Record #321: Can – Ege Bamyasi (1972)

ege bamyasi

The last time I wrote about Can, I worried if the internet could handle anymore of its finite data being used to write about the legendary Krautrock pioneers.
Because friends, there have been terrabytes written on their importance and influence.
​The lion’s share of that code is occupied with musings on this album.
Ege Bamyasi is, with no room for debate, Can’s most long-reaching record. It found the group tightening their free-form, chaotic noodling into slicker, more sophisticated arrangements. While they would perfect this approach on their next album, Future Days (my personal favorite), Ege Bamyasi is absolutely unparalleled in its cultural importance. It’s been covered by Stephen Malkmus and Beck, sampled by Kanye West, and offered Spoon their band name. And it’s not for no reason: the songs contained on this disc are incredible. Pinch creeps darkly across a hardbop shuffle. Sing Swan Song is as morose and soothing a ballad the group ever wrote. One More Night writes Stereolab a love letter twenty years in advance. Vitamin C shivers with manic energy. Soup rocks and rolls heavier with a tempo that accelerates until it crashes into whooshing and whirling tape effects and formless improvisation. I’m So Green is as far from that as you can get–a simple, short, happy pop song (remember: Beck covered it). Spoon is a nocturnal, half-asleep chant set to a slow samba. Every minute of this record is brilliant, and it is deserving of its crown as King of the Krautrock Albums.

Record #295: John Coltrane – A Love Supreme (1965)

There are two jazz albums that you’ll find even in the collections of non-jazz enthusiasts: Miles Davis’ Kind of Blue and John Coltrane’s A Love Supreme.

​And it’s worth noting that Coltrane played on both…

In the same way, it’s worth remembering that Miles played in Charlie Parker’s band.Miles himself was a young, ferociously talented trumpeter playing bebop with the Bird before starting his own band and taking jazz to new frontiers—namely, slowing everything down and giving birth to cool jazz.

And in the pinnacle of cool jazz, Coltrane was there filling the same role.
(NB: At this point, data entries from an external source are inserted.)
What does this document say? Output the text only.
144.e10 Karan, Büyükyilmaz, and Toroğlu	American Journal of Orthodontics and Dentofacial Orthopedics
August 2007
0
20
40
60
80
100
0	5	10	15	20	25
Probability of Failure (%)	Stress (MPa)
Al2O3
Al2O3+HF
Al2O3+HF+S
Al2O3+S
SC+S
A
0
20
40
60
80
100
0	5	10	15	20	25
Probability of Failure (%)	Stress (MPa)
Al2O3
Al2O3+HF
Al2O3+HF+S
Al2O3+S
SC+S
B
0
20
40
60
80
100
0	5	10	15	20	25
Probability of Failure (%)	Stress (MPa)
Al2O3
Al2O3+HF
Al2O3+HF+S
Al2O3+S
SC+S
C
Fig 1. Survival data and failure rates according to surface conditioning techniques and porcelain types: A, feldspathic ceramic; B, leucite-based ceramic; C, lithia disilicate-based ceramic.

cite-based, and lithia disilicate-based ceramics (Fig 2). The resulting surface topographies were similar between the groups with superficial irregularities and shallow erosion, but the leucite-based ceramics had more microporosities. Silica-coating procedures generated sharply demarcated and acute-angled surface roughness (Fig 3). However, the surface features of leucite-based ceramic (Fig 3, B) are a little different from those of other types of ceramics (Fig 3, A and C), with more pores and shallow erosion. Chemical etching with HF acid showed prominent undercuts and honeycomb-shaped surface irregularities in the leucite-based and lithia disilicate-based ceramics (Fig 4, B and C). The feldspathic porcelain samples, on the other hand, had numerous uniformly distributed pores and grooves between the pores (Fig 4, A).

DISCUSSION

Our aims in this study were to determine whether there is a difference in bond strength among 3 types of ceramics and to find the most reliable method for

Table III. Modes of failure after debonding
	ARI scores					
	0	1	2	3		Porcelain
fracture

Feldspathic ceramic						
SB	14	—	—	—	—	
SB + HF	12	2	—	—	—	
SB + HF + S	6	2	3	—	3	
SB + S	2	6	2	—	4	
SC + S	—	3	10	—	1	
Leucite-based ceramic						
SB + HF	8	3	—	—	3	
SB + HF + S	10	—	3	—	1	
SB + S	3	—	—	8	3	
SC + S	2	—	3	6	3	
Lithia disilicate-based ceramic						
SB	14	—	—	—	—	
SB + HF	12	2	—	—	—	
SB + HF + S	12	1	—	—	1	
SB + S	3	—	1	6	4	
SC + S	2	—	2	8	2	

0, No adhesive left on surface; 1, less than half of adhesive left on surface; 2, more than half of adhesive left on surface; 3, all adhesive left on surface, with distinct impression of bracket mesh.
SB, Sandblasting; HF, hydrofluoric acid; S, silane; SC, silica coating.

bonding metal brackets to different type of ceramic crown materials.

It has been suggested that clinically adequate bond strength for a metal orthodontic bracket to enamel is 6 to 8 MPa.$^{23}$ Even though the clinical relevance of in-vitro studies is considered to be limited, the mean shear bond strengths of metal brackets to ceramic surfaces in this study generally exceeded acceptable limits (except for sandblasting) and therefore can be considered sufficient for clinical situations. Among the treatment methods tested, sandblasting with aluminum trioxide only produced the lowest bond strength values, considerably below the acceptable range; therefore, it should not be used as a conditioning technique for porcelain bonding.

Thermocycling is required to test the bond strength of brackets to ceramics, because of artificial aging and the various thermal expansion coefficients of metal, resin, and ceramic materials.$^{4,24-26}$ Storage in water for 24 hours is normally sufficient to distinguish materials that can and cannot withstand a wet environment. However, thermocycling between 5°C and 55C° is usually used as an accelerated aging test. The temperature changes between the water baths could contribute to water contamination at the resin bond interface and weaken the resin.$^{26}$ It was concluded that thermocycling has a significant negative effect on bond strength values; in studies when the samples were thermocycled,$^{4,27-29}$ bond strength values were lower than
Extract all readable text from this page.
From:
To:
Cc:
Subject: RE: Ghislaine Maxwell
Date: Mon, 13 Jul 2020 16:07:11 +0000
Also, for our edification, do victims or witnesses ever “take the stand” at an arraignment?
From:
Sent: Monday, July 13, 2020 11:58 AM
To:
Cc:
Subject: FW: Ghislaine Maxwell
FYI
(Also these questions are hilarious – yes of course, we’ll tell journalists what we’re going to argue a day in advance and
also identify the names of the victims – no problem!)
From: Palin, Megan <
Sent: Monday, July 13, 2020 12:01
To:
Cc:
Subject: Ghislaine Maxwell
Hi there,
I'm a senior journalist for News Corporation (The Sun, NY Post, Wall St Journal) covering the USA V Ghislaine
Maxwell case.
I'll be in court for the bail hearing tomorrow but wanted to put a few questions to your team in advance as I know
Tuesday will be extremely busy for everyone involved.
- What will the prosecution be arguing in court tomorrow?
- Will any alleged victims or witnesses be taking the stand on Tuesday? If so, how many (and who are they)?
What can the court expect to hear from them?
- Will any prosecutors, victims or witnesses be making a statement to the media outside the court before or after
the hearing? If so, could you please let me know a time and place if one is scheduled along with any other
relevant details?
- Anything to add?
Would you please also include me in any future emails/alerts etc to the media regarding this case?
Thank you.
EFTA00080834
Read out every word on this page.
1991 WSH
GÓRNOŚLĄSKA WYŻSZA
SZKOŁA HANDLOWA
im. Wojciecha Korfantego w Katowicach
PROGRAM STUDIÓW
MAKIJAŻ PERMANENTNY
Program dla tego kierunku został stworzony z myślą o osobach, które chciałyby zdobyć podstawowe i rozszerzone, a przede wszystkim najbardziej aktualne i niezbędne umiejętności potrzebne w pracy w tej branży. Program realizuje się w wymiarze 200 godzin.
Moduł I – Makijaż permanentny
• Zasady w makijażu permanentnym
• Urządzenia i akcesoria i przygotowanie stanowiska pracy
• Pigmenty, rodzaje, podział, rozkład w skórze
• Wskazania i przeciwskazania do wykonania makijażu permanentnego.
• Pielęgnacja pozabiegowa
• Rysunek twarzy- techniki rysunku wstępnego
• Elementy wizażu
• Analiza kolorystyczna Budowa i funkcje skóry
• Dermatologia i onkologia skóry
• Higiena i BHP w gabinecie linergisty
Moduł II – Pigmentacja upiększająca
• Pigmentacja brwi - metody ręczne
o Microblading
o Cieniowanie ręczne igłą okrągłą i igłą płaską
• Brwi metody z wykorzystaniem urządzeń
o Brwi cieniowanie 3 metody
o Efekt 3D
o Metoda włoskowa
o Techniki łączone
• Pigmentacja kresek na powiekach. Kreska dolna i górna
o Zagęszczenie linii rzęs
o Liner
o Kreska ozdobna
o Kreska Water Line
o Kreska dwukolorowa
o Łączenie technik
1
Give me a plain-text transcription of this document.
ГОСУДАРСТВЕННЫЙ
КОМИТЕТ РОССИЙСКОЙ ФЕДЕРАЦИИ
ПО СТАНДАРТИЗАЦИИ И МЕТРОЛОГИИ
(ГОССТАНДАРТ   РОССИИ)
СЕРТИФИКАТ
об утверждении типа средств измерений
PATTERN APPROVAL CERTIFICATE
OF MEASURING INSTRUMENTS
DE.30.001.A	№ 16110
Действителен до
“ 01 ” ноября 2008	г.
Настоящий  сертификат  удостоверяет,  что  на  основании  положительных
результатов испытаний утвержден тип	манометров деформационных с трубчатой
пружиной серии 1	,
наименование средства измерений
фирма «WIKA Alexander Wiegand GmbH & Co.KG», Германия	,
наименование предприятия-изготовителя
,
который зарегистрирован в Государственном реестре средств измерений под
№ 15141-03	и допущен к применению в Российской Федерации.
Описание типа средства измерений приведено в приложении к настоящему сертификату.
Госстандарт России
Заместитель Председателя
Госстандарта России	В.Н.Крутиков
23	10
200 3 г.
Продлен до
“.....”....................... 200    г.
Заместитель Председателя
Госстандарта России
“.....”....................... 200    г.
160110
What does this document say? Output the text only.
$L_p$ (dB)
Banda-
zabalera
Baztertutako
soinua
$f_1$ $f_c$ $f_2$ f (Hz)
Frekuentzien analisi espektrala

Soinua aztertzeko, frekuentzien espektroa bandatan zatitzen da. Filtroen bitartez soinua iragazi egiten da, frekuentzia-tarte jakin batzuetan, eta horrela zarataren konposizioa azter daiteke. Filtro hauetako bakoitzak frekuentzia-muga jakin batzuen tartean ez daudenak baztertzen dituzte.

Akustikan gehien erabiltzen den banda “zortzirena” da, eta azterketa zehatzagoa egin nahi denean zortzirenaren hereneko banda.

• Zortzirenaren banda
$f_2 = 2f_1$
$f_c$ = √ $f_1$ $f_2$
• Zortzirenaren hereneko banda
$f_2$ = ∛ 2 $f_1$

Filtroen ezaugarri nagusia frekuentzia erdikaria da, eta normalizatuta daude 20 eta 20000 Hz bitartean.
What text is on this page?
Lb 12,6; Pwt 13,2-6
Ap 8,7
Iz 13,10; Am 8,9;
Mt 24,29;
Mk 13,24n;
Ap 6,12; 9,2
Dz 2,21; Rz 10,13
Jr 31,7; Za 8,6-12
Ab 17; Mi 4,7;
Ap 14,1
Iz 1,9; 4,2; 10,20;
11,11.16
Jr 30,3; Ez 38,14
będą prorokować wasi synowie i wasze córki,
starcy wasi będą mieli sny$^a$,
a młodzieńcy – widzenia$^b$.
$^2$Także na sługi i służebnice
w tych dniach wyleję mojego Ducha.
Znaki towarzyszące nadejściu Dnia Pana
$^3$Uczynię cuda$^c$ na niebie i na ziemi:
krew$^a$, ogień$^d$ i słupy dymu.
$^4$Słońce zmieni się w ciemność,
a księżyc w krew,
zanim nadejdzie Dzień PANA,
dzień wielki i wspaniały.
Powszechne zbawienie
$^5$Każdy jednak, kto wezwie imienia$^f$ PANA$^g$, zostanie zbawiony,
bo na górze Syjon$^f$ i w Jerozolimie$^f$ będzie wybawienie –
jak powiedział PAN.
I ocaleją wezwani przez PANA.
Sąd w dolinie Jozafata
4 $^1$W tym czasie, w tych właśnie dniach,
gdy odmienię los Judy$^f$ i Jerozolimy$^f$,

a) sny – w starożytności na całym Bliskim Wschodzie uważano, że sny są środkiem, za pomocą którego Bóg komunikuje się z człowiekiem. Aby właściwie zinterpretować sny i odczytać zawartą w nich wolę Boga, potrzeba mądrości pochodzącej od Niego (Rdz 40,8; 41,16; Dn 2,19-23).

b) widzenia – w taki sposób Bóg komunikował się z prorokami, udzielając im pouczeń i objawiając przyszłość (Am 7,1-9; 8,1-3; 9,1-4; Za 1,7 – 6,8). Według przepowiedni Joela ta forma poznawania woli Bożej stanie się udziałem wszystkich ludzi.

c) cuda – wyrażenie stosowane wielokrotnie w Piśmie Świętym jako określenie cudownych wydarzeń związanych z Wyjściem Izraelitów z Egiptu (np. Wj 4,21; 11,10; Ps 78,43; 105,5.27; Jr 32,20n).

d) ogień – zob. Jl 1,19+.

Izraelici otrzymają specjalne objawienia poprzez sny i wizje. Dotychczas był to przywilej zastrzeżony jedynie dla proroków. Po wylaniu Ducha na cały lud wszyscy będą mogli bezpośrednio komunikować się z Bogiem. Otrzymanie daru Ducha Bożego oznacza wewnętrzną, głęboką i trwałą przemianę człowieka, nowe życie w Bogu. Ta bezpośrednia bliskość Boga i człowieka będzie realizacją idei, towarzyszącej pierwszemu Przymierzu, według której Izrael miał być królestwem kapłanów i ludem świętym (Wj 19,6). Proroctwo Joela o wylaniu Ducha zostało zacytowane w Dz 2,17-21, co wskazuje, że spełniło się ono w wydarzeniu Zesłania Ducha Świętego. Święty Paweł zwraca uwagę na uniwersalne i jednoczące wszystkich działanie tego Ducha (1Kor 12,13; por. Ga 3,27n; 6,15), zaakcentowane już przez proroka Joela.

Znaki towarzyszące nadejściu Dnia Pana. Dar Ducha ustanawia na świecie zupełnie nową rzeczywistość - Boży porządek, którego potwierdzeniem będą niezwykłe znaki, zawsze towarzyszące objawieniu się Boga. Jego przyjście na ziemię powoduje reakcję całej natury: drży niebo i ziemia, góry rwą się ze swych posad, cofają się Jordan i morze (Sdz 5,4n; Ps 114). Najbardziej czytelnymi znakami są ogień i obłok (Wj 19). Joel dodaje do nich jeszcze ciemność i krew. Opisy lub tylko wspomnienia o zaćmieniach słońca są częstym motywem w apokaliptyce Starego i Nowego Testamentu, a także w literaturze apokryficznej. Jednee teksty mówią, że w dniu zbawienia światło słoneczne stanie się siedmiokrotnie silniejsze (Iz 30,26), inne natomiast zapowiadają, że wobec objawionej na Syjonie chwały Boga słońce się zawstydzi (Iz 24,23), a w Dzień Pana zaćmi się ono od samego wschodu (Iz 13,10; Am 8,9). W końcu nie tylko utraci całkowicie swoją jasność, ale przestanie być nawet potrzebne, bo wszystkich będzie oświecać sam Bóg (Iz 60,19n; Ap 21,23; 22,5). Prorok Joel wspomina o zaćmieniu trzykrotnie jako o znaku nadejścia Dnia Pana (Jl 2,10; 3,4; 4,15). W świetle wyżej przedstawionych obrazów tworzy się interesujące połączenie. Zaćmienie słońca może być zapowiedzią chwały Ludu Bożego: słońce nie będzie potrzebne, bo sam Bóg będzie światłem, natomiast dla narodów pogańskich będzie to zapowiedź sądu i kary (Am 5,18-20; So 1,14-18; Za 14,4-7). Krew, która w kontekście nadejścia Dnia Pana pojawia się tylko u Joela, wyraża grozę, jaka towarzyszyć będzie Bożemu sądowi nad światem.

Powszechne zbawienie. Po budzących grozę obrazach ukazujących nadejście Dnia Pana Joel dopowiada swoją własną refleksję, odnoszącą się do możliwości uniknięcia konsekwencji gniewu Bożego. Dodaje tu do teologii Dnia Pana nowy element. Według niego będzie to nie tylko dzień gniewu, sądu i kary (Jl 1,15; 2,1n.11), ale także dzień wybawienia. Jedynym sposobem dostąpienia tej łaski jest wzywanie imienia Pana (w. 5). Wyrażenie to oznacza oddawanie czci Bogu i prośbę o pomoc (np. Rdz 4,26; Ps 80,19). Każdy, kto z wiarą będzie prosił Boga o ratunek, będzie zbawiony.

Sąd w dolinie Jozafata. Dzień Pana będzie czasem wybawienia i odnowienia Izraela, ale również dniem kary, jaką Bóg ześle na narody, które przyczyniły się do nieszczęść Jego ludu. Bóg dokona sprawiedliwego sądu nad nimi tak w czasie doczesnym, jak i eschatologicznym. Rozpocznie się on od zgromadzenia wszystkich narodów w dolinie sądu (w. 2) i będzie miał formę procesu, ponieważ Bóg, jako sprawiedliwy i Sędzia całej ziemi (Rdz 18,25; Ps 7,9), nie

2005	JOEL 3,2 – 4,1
His solos on Kind of Blue remain some of the most iconic saxophone lines in music history. And like Miles before him (and most of the Kind of Blue band, honestly), he quickly grew too large to remain under his bandleader’s shadow and made a name for himself.

Taking the same modal harmonies of cool jazz, Coltrane added a sort of manic energy to it. Where cool jazz’s drummers largely rode the beat, rising from the background only occasionally, Coltrane lit a fire under his rhythm section, pioneering what would be called hard bop, before going full tilt into free jazz.

Like Kind of Blue for Miles, A Love Supreme is Coltrane’s capital G Great record. It is for hard bop what Kind of Blue is for cool jazz. It is a monolith of immaculately played hard bop that reaches far beyond jazz’s typical sphere of influence.There are hints of frenetic free jazz he would go on to write, but A Love Supreme is intricately composed, returning to a small handful of motifs throughout the record (the sung “Love supreme” melody that opens the record also closes it, appearing a few times in the middle section).

​In the liner notes, Coltrane writes a beautiful psalm dedicating the record to God, and the devotion is easy to hear. Each breath of the saxophone, each hammered piano chord, each drum fill, each sliding bass line is a devout act, an act of worship somewhere between bliss and toil.